Novel agents may positively impact chemotherapy and transplantation in subsets of diffuse large B-cell lymphoma.

Overview

Introduction: Molecular and biologic heterogeneity in diffuse large B-cell lymphoma (DLBCL) has resulted in a broad range of clinical outcomes. While standard frontline chemoimmunotherapy cures majority of patients with DLBCL, treatment failure in certain DLBCL subsets remains high. Prognosis in these patients is dismal.

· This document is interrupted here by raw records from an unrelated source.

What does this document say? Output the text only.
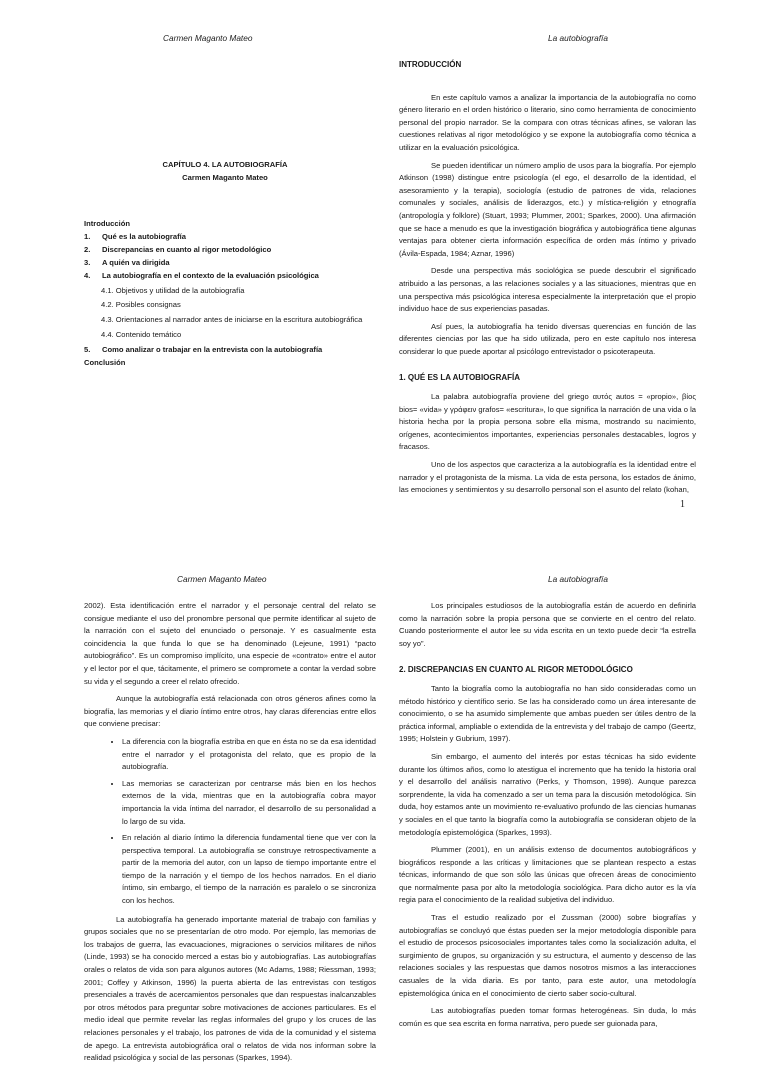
Carmen Maganto Mateo	La autobiografía
CAPÍTULO 4. LA AUTOBIOGRAFÍA
Carmen Maganto Mateo
Introducción
1.	Qué es la autobiografía
2.	Discrepancias en cuanto al rigor metodológico
3.	A quién va dirigida
4.	La autobiografía en el contexto de la evaluación psicológica
4.1. Objetivos y utilidad de la autobiografía
4.2. Posibles consignas
4.3. Orientaciones al narrador antes de iniciarse en la escritura autobiográfica
4.4. Contenido temático
5.	Como analizar o trabajar en la entrevista con la autobiografía
Conclusión
INTRODUCCIÓN

En este capítulo vamos a analizar la importancia de la autobiografía no como género literario en el orden histórico o literario, sino como herramienta de conocimiento personal del propio narrador. Se la compara con otras técnicas afines, se valoran las cuestiones relativas al rigor metodológico y se expone la autobiografía como técnica a utilizar en la evaluación psicológica.

Se pueden identificar un número amplio de usos para la biografía. Por ejemplo Atkinson (1998) distingue entre psicología (el ego, el desarrollo de la identidad, el asesoramiento y la terapia), sociología (estudio de patrones de vida, relaciones comunales y sociales, análisis de liderazgos, etc.) y mística-religión y etnografía (antropología y folklore) (Stuart, 1993; Plummer, 2001; Sparkes, 2000). Una afirmación que se hace a menudo es que la investigación biográfica y autobiográfica tiene algunas ventajas para obtener cierta información específica de orden más íntimo y privado (Ávila-Espada, 1984; Aznar, 1996)

Desde una perspectiva más sociológica se puede descubrir el significado atribuido a las personas, a las relaciones sociales y a las situaciones, mientras que en una perspectiva más psicológica interesa especialmente la interpretación que el propio individuo hace de sus experiencias pasadas.

Así pues, la autobiografía ha tenido diversas querencias en función de las diferentes ciencias por las que ha sido utilizada, pero en este capítulo nos interesa considerar lo que puede aportar al psicólogo entrevistador o psicoterapeuta.

1. QUÉ ES LA AUTOBIOGRAFÍA

La palabra autobiografía proviene del griego αυτός autos = «propio», βίος bios= «vida» y γράφειν grafos= «escritura», lo que significa la narración de una vida o la historia hecha por la propia persona sobre ella misma, mostrando su nacimiento, orígenes, acontecimientos importantes, experiencias personales destacables, logros y fracasos.

Uno de los aspectos que caracteriza a la autobiografía es la identidad entre el narrador y el protagonista de la misma. La vida de esta persona, los estados de ánimo, las emociones y sentimientos y su desarrollo personal son el asunto del relato (kohan,

1
Carmen Maganto Mateo	La autobiografía

2002). Esta identificación entre el narrador y el personaje central del relato se consigue mediante el uso del pronombre personal que permite identificar al sujeto de la narración con el sujeto del enunciado o personaje. Y es casualmente esta coincidencia la que funda lo que se ha denominado (Lejeune, 1991) “pacto autobiográfico”. Es un compromiso implícito, una especie de «contrato» entre el autor y el lector por el que, tácitamente, el primero se compromete a contar la verdad sobre su vida y el segundo a creer el relato ofrecido.

Aunque la autobiografía está relacionada con otros géneros afines como la biografía, las memorias y el diario íntimo entre otros, hay claras diferencias entre ellos que conviene precisar:

• La diferencia con la biografía estriba en que en ésta no se da esa identidad entre el narrador y el protagonista del relato, que es propio de la autobiografía.
• Las memorias se caracterizan por centrarse más bien en los hechos externos de la vida, mientras que en la autobiografía cobra mayor importancia la vida íntima del narrador, el desarrollo de su personalidad a lo largo de su vida.
• En relación al diario íntimo la diferencia fundamental tiene que ver con la perspectiva temporal. La autobiografía se construye retrospectivamente a partir de la memoria del autor, con un lapso de tiempo importante entre el tiempo de la narración y el tiempo de los hechos narrados. En el diario íntimo, sin embargo, el tiempo de la narración es paralelo o se sincroniza con los hechos.

La autobiografía ha generado importante material de trabajo con familias y grupos sociales que no se presentarían de otro modo. Por ejemplo, las memorias de los trabajos de guerra, las evacuaciones, migraciones o servicios militares de niños (Linde, 1993) se ha conocido merced a estas bio y autobiografías. Las autobiografías orales o relatos de vida son para algunos autores (Mc Adams, 1988; Riessman, 1993; 2001; Coffey y Atkinson, 1996) la puerta abierta de las entrevistas con testigos presenciales a través de acercamientos personales que dan respuestas inalcanzables por otros métodos para preguntar sobre motivaciones de acciones particulares. Es el medio ideal que permite revelar las reglas informales del grupo y los cruces de las relaciones personales y el trabajo, los patrones de vida de la comunidad y el sistema de apego. La entrevista autobiográfica oral o relatos de vida nos informan sobre la realidad psicológica y social de las personas (Sparkes, 1994).

Los principales estudiosos de la autobiografía están de acuerdo en definirla como la narración sobre la propia persona que se convierte en el centro del relato. Cuando posteriormente el autor lee su vida escrita en un texto puede decir “la estrella soy yo”.

2. DISCREPANCIAS EN CUANTO AL RIGOR METODOLÓGICO

Tanto la biografía como la autobiografía no han sido consideradas como un método histórico y científico serio. Se las ha considerado como un área interesante de conocimiento, o se ha asumido simplemente que ambas pueden ser útiles dentro de la práctica informal, ampliable o extendida de la entrevista y del trabajo de campo (Geertz, 1995; Holstein y Gubrium, 1997).

Sin embargo, el aumento del interés por estas técnicas ha sido evidente durante los últimos años, como lo atestigua el incremento que ha tenido la historia oral y el desarrollo del análisis narrativo (Perks, y Thomson, 1998). Aunque parezca sorprendente, la vida ha comenzado a ser un tema para la discusión metodológica. Sin duda, hoy estamos ante un movimiento re-evaluativo profundo de las ciencias humanas y sociales en el que tanto la biografía como la autobiografía se consideran objeto de la metodología epistemológica (Sparkes, 1993).

Plummer (2001), en un análisis extenso de documentos autobiográficos y biográficos responde a las críticas y limitaciones que se plantean respecto a estas técnicas, informando de que son sólo las únicas que ofrecen áreas de conocimiento que normalmente pasa por alto la metodología sociológica. Para dicho autor es la vía regia para el conocimiento de la realidad subjetiva del individuo.

Tras el estudio realizado por el Zussman (2000) sobre biografías y autobiografías se concluyó que éstas pueden ser la mejor metodología disponible para el estudio de procesos psicosociales importantes tales como la socialización adulta, el surgimiento de grupos, su organización y su estructura, el aumento y descenso de las relaciones sociales y las respuestas que damos nosotros mismos a las interacciones casuales de la vida diaria. Es por tanto, para este autor, una metodología epistemológica única en el conocimiento de cierto saber socio-cultural.

Las autobiografías pueden tomar formas heterogéneas. Sin duda, lo más común es que sea escrita en forma narrativa, pero puede ser guionada para,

Therefore, optimization of front-line therapy, as well as development of more effective salvage treatments, is an unmet medical need. Areas covered: This article reviews the treatment advances in DLBCL with novel and targeted agents that are aimed to improve efficacy especially in those with high-risk features. Expert opinion: Incorporation of novel therapies such as immunomodulatory agents and Bruton tyrosine kinase (BTK) inhibitors in the treatment of higher-risk DLBCL subgroups have shown to be effective; however, confirmatory data are required to change the standard of care. While autologous chimeric antigen receptor (CAR) T-cell therapy targeting CD19-positive B-cells have revolutionized the outcomes of refractory DLBCL, the complexity of its production, post-infusion care, and the associated cost, currently has limited its use to select academic centers in the US. A multitude of other targeted agents and combinations as well as cellular and immunotherapeutic agents are under investigation.